Dansha Dayan
- Born: 21 January 1993 (age 33)

Rugby union career
- Position: fullback

Senior career
- Years: Team / Apps / (Points)
- 2012-2022: Kandy SC
- 2022-present: Ceylonese Rugby & Football Club

International career
- Years: Team / Apps / (Points)
- –: Sri Lanka

National sevens team
- Years: Team /  / Comps
- Sri Lanka

= Dansha Dayan =

Sri Lankan rugby sevens player

Dansha Dayan Chandradas also known as Dansha Chandradas (born 21 January 1993) is a Sri Lankan rugby union and rugby sevens player who currently plays as a fullback.

== Career ==
He played a pivotal and integral role for Kandy SC club for nearly 10 years from 2012 to 2022. He joined Kandy SC as a schoolboy in 2012.

He was named in Sri Lankan men's rugby sevens squads for both the 2018 Commonwealth Games and 2018 Asian Games. Sri Lanka would eventually finish at fourth position in men's rugby sevens tournament during the 2018 Asian Games thereby narrowly missing out on a bronze medal after going down 36–14 to South Korea in bronze medal 3rd place match while Sri Lanka finished at fifteenth position in men's rugby sevens tournament at the 2018 Commonwealth Games.

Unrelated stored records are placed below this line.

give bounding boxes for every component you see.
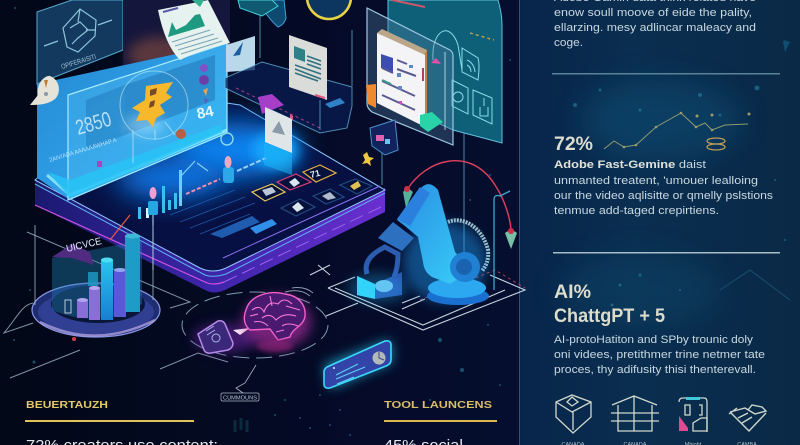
heading rule xyxy=(25,420,194,422)
description xyxy=(554,334,765,376)
heading: AI% xyxy=(554,282,591,303)
orange marker xyxy=(176,129,186,139)
line sparkline xyxy=(604,112,750,150)
divider xyxy=(553,252,780,254)
description: Adobe Fast-Gemine daist xyxy=(554,159,706,171)
bottom icon row xyxy=(556,395,766,445)
icon: cyan shield xyxy=(262,0,286,27)
top text block: enow soull moove of eide the pality, xyxy=(554,7,752,19)
tile glyphs xyxy=(262,168,361,212)
floor plate xyxy=(310,265,525,330)
orange tab xyxy=(366,84,376,108)
description: our the video aqlisitte or qmelly pslstions xyxy=(554,190,774,202)
icon: yellow ring xyxy=(307,0,351,19)
caption box: CUMMOUNS xyxy=(223,396,257,402)
glass dashboard panel xyxy=(37,43,233,200)
green cube xyxy=(420,112,443,132)
decorative icon ghost xyxy=(235,418,247,432)
glass panel caption: 2AIV/ADA AAAAAAWHAP A xyxy=(49,138,118,164)
description: AI-protoHatiton and SPby trounic doly xyxy=(554,334,754,346)
chart widget xyxy=(238,0,278,16)
bottom middle heading xyxy=(384,399,497,445)
chip xyxy=(325,98,345,108)
robot arm xyxy=(310,161,525,330)
dashed ring xyxy=(182,292,328,358)
icon: handshake xyxy=(729,405,766,431)
floor circuit lines xyxy=(4,232,228,378)
back screen xyxy=(37,0,230,84)
document with chart xyxy=(158,0,255,72)
white document xyxy=(377,29,427,127)
target circle xyxy=(120,71,188,163)
rear cyan panel xyxy=(388,0,502,143)
mini bar chart xyxy=(138,170,182,219)
small cards xyxy=(210,216,260,238)
holographic bar chart xyxy=(32,215,160,341)
divider xyxy=(552,73,780,74)
small stamped card xyxy=(258,94,293,175)
small document card xyxy=(289,35,327,100)
bottom left heading: BEUERTAUZH xyxy=(26,399,108,411)
data strips xyxy=(186,179,220,194)
icon: alert speech bubble xyxy=(30,76,59,105)
top text block: ellarzing. mesy adlincar maleacy and xyxy=(554,22,756,34)
icon: building xyxy=(611,396,659,431)
connectivity icons xyxy=(433,31,492,124)
description xyxy=(554,159,774,217)
stat: 72% xyxy=(554,112,774,217)
top text block xyxy=(554,0,756,49)
caption: OPIFERAISITI xyxy=(61,54,97,71)
bottom left heading xyxy=(25,399,218,445)
glass document panel xyxy=(366,8,453,145)
icon: app phone xyxy=(679,397,707,432)
pink triangle xyxy=(431,58,441,64)
icon: gold star xyxy=(362,152,374,166)
subheading: ChattgPT + 5 xyxy=(554,306,665,327)
value: 72% xyxy=(554,133,593,155)
caption box xyxy=(221,365,259,402)
ring node xyxy=(221,133,233,145)
base xyxy=(427,287,489,305)
bottom middle heading: TOOL LAUNCENS xyxy=(384,399,492,411)
icon: network emblem xyxy=(44,9,112,52)
top text block: coge. xyxy=(554,37,583,49)
blue message widget xyxy=(324,340,392,388)
stat: AI% xyxy=(554,282,765,376)
chart figures: 2850 xyxy=(73,108,114,140)
red arc arrow xyxy=(407,161,511,232)
chart bars xyxy=(65,234,140,320)
tile glyphs: 71 xyxy=(309,168,321,180)
arm xyxy=(397,184,472,284)
lock box xyxy=(348,272,408,303)
description: proces, thy adifusity thisi thenterevall. xyxy=(554,364,756,376)
side icons xyxy=(199,64,209,104)
upper shelf xyxy=(225,0,464,290)
spark xyxy=(233,328,250,335)
neural device xyxy=(182,288,328,402)
gripper xyxy=(366,222,414,277)
gear arc xyxy=(448,220,488,271)
icon: shield xyxy=(556,395,591,433)
icon: yellow lightning emblem xyxy=(132,82,173,127)
top icons xyxy=(238,0,351,27)
platform dashboard xyxy=(138,156,372,270)
word label: UICVCE xyxy=(65,236,103,255)
icon: brain xyxy=(243,288,313,348)
icon captions xyxy=(562,442,757,445)
heading rule xyxy=(384,420,497,422)
metric 84: 84 xyxy=(195,103,216,123)
hanging badge xyxy=(370,120,398,155)
feature tiles xyxy=(252,165,372,216)
node pins xyxy=(148,156,234,270)
description: unmanted treatent, 'umouer lealloing xyxy=(554,175,758,187)
description: tenmue add-taged crepirtiens. xyxy=(554,205,719,217)
description: oni videes, pretithmer trine netmer tate xyxy=(554,349,765,361)
platform xyxy=(35,90,385,292)
icon: wearable device xyxy=(198,321,233,353)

He was appointed as the captain of the Sri Lankan rugby sevens team for the 2019 Asia Rugby Sevens Series. The COVID-19 pandemic took an enormous heavy toll in his professional career especially he missed out the opportunity of representing Sri Lanka at the 2021 Asian Rugby Sevens Championship in UAE due to the fact that Kandy SC had failed to participate in selection trials at that time. He also went onto start on a welding business alongside his father. He faced discrimination and ill-treatment during his stint with Kandy SC and he parted ways with the club in 2022 after a decade.

He was included in 110 member Sri Lankan contingent for the 2022 Commonwealth Games.